Argentinian just elected a rightist president. It's a country of zero economic prudence. Argentine libertarian Milei pledges new political era after election win | Reuters
What Argentina was doing is modern day thievery. Argentina’s yuan lifeline sign of brinksmanship between China, US | Business and Economy News | Al Jazeera
(Morning Brew) INTERNATIONAL Argentina’s president-elect is thirsty for greenbacks Tomas Cuesta/Getty Images You could soon be able to hop a flight to Buenos Aires without needing to stop at a currency exchange. Argentina’s newly elected president and chainsaw enthusiast Javier Milei ran on a platform that prioritized dollarization—or switching out the local currency for the US dollar. With the election in the rearview, Milei is eager to ditch pesos and make it rain Benjamins. What does dollarization look like? Argentina’s central bank would purchase all pesos in circulation and exchange them for dollars. In theory, this would 1) reduce the country’s historic inflation and 2) eliminate the power of the central bank and prevent it from printing more money—a main cause of Argentina’s inflation crisis. In addition to dollarizing, Milei wants to open up the country’s largely closed economy and cut spending. Could it work? Pulling off dollarization requires Argentina’s central bank to have enough dollars to buy all the pesos in circulation…and, like anyone under 30 trying to buy a house right now, experts estimate that it’s roughly $50 billion short. And that’s just the start: The country’s courts and divided congress could add additional obstacles. But…Emilio Ocampo, the economist appointed by Milei to oversee the dollarization process, is bullish. He argues that Argentinians could have over $200 billion in circulation that the central bank doesn’t include in its count of dollars. He also considers the economy “de-facto dollarized.” Zoom out: Dollarization is the economic equivalent of a Hail Mary pass. There’s no guarantee it’ll work, but with 143% inflation, Argentina has to try something. Other countries that have dollarized, like Ecuador and Panama, have seen mixed results.—CC
methheads, see this is how xi doing the business. Argentina has one ball, falkland island. china is supporting their claim. as crazy as milei sounds, he can’t bend over. https://www.reuters.com/world/argentinas-milei-thanks-chinese-president-softening-tone-2023-11-23/
Outsourcing financial system is equal to forfeiting independence. I lived in country with 100 % per month inflation. It's easily fixable - government just needs to stop printing money and inflation stops magically almost overnight
I have an agreement with my wife: She makes decisions on the little, non important things and I makes decisions on the big, important things. I worry about and make decision on how we can affect climate change, world peace and reserve currency... She worries and makes decisions on little things like where we live, what car we drive, how we spend our money, what to buy where we eat... So, I will let you guys make decision on important stuff like reserve currency and I on little thing like making money day trading.

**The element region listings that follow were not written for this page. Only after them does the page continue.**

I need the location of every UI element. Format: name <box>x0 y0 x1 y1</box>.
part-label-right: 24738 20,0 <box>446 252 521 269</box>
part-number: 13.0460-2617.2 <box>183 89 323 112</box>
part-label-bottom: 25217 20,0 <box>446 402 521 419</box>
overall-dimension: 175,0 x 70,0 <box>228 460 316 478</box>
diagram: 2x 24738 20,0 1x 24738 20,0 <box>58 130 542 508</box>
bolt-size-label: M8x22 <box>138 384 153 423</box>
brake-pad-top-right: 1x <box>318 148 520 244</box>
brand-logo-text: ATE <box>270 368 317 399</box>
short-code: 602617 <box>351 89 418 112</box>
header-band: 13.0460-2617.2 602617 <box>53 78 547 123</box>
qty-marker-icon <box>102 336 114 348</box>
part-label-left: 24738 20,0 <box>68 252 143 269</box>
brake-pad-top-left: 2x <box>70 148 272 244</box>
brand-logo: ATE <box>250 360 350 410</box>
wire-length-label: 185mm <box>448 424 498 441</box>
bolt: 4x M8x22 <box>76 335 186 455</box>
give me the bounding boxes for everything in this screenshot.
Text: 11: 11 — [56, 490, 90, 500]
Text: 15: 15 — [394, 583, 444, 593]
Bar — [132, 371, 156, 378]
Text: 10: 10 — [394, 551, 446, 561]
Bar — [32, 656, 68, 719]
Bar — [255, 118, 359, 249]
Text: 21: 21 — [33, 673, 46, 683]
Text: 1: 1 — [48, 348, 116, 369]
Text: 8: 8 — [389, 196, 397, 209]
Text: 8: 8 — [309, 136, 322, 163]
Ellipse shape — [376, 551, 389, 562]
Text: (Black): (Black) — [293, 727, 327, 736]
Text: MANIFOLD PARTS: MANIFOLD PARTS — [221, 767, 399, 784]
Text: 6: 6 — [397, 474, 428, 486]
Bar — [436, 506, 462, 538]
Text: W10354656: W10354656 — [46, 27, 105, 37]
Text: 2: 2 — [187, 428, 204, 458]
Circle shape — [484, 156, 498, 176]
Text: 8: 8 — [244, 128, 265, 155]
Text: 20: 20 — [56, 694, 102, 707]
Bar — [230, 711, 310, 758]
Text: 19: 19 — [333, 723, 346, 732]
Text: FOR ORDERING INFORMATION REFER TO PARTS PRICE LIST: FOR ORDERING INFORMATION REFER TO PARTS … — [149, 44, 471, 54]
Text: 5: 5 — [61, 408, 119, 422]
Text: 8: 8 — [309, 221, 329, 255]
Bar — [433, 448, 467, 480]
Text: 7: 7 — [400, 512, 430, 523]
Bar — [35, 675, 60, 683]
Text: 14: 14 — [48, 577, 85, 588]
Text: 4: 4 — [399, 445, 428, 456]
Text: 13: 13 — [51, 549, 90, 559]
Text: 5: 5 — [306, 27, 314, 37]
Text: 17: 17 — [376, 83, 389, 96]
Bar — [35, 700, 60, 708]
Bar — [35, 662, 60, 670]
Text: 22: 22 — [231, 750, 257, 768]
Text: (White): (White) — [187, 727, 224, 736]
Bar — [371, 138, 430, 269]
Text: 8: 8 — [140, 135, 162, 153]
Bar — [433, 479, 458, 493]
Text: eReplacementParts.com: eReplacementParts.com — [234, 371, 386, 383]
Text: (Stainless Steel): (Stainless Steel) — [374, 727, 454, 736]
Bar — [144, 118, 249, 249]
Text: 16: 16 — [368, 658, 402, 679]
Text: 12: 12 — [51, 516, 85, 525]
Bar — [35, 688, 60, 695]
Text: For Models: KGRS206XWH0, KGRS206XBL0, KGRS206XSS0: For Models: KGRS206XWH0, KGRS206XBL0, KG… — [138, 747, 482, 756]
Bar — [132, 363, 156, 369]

Things that we don’t make or have, such ad rare earth, will have to make other forms of payments. The Fed would end up buying all the bonds because all the sudden no one wants it.
Most rare earth come from China and China uses the Yuan, so nothing changes. According to the IMF Data global US dollar reserves total $6.5 trillion and have risen in nominal terms over the past 12 months. The US treasury market is $33 trillion. The FOMC has ~$5 trillion in the system open market account (down from $8 trillion 2 years ago). And global reserves consist of more than just treasury securities. So yeah, maybe +100bp across the curve if every country on earth decided to completely liquidate their dollar reserves. And then no foreign country could trade with the US because the point of currency reserves is to facilitate international trade settlement. This is a whole lotta nothin'.
No, in your example, China does use Yuan domestically but international trades are settled in usd, for the most part. China banks swap it back to Yuan and keep USD treasuries and agency bonds. There was a countermeasure they floated when Trump started the trade war few years back, in which they want Walmart etc to buy goods in Yuan. Walmart and all the importers don’t have hundreds of billions liquid Yuan in their bank accounts for sure, their bankers would have to ask the Treasury to source Yuan for their clients. If this were for real, the damage is lot more than the Russian oil embargo, we will see empty shells immediately in Walmart, Target and the favriote Black Friday venues. The thing is that the Fed is not a bona fide buyer, and everyone knows that. Powell already said that the Fed is just a fiscal agent for the treasury, as selling treasury bonds is not his job. BTW, today's 2-year auction bid-to-cover ratio is 2.54 vs previus 2.64. Next fiscal year debt service will be more than the defense budget. Sunset of the Brits were very dramatic.